Articles

May 31, 2016

The Long Arc of Consumer Protection

Thomas B. Hudson

These days, when I think, I get tired. But now and again, I feel compelled to write a "think piece." This is one of those.

One advantage of having practiced law since before the invention of fire is that I have the ability to look back down the mountain I've climbed and perhaps see some things that aren't as visible to those whose time at the bar has been shorter than mine.

That happened to me a few weeks ago when I found myself thinking about an event from the early '90s. The American Bar Association's Business Law Section does its work through committees, and one of those committees, the Consumer Financial Services Committee, was meeting in Boston. One of the highlights scheduled for the meeting was a debate between my partner, Robert Cook, and one of the nation's leading consumer advocates (and a very good friend of ours), Kathleen Keest.

The question being debated was, "Do we need more substantive consumer protection legislation and regulation, or are disclosure and consumer responsibility the answer?" I'm sure the title was catchier, but that was the gist of the debate.

Kathleen, of course, took the "more substantive laws" side, and Robert had the "disclosure is the answer" side. I believe that Robert won the debate handily, which was no mean feat against Kathleen, who is (1) a true believer in protecting consumers, (2) bright as a new penny, and (3) as acid-tongued as they come. I think my assessment that Robert had carried the day matched that of most of the observers, except for a few academics and die-hard consumer advocate types.

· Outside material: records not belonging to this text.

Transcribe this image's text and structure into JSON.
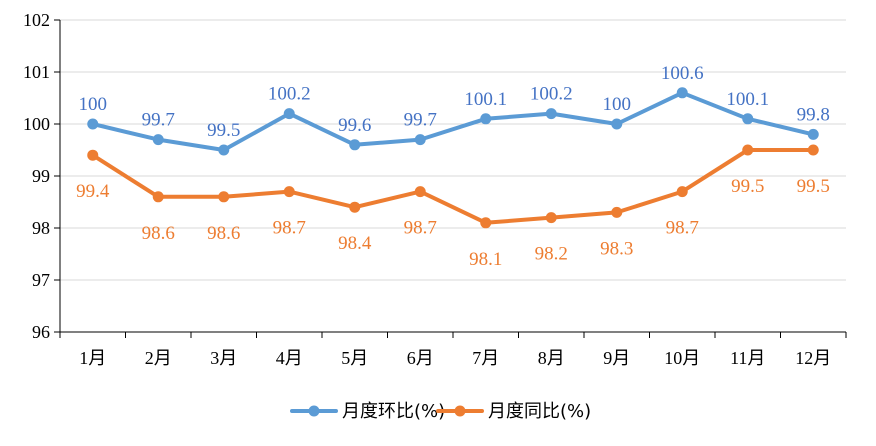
{
  "chart_data": {
    "type": "line",
    "categories": [
      "1月",
      "2月",
      "3月",
      "4月",
      "5月",
      "6月",
      "7月",
      "8月",
      "9月",
      "10月",
      "11月",
      "12月"
    ],
    "series": [
      {
        "name": "月度环比(%)",
        "color": "#5B9BD5",
        "values": [
          100,
          99.7,
          99.5,
          100.2,
          99.6,
          99.7,
          100.1,
          100.2,
          100,
          100.6,
          100.1,
          99.8
        ],
        "labels": [
          "100",
          "99.7",
          "99.5",
          "100.2",
          "99.6",
          "99.7",
          "100.1",
          "100.2",
          "100",
          "100.6",
          "100.1",
          "99.8"
        ],
        "label_color": "#4472C4",
        "label_position": "above"
      },
      {
        "name": "月度同比(%)",
        "color": "#ED7D31",
        "values": [
          99.4,
          98.6,
          98.6,
          98.7,
          98.4,
          98.7,
          98.1,
          98.2,
          98.3,
          98.7,
          99.5,
          99.5
        ],
        "labels": [
          "99.4",
          "98.6",
          "98.6",
          "98.7",
          "98.4",
          "98.7",
          "98.1",
          "98.2",
          "98.3",
          "98.7",
          "99.5",
          "99.5"
        ],
        "label_color": "#ED7D31",
        "label_position": "below"
      }
    ],
    "y_ticks": [
      "96",
      "97",
      "98",
      "99",
      "100",
      "101",
      "102"
    ],
    "ylim": [
      96,
      102
    ],
    "title": "",
    "xlabel": "",
    "ylabel": "",
    "grid": "horizontal",
    "legend": "bottom-center"
  }
}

Looking back, though, it's pretty clear that Robert had won only a battle and not a war. For the next couple of decades, the consumer advocates kept pushing for more substantive regulation - and every time they did, dealers and finance companies cooperated by participating in various abuses, providing the fuel that stoked the legislative fires. I can draw a pretty clear line from that debate to the housing abuses, payday/title lending abuses, economic collapse, and Lizzy Warren's success in launching the Consumer Financial Protection Bureau. The consumer advocates had clearly gained the upper hand.

But then things took an interesting turn. Warren, when setting up the Bureau, decided that while more laws and regulations were nifty, those laws and regulations were just temporary roadblocks that, she claimed, lawyers would just work their way around.

Nope, she had something a great deal more powerful than black and white regulations. She had UDAP, UDAAP, and discrimination - gray areas where the creditor's obligation varies depending on the whim and agenda of the enforcer. Why provide bright lines that creditors can actually see and rules they can actually follow when you can have a "we know bad acts when we see them" standard in the hands of an aggressive federal regulator?

So we've gone from a standard developed through the '80s and early '90s ('disclose and let the consumer take care of himself') to the pre-CFPB consumer advocate position ('more laws will tame the predatory marketplace') to where we are today: 'We don't need no stinkin' laws; we've got UDAP, UDAAP, and superior moral judgment.'

Just my take on the last 43 years of consumer protection.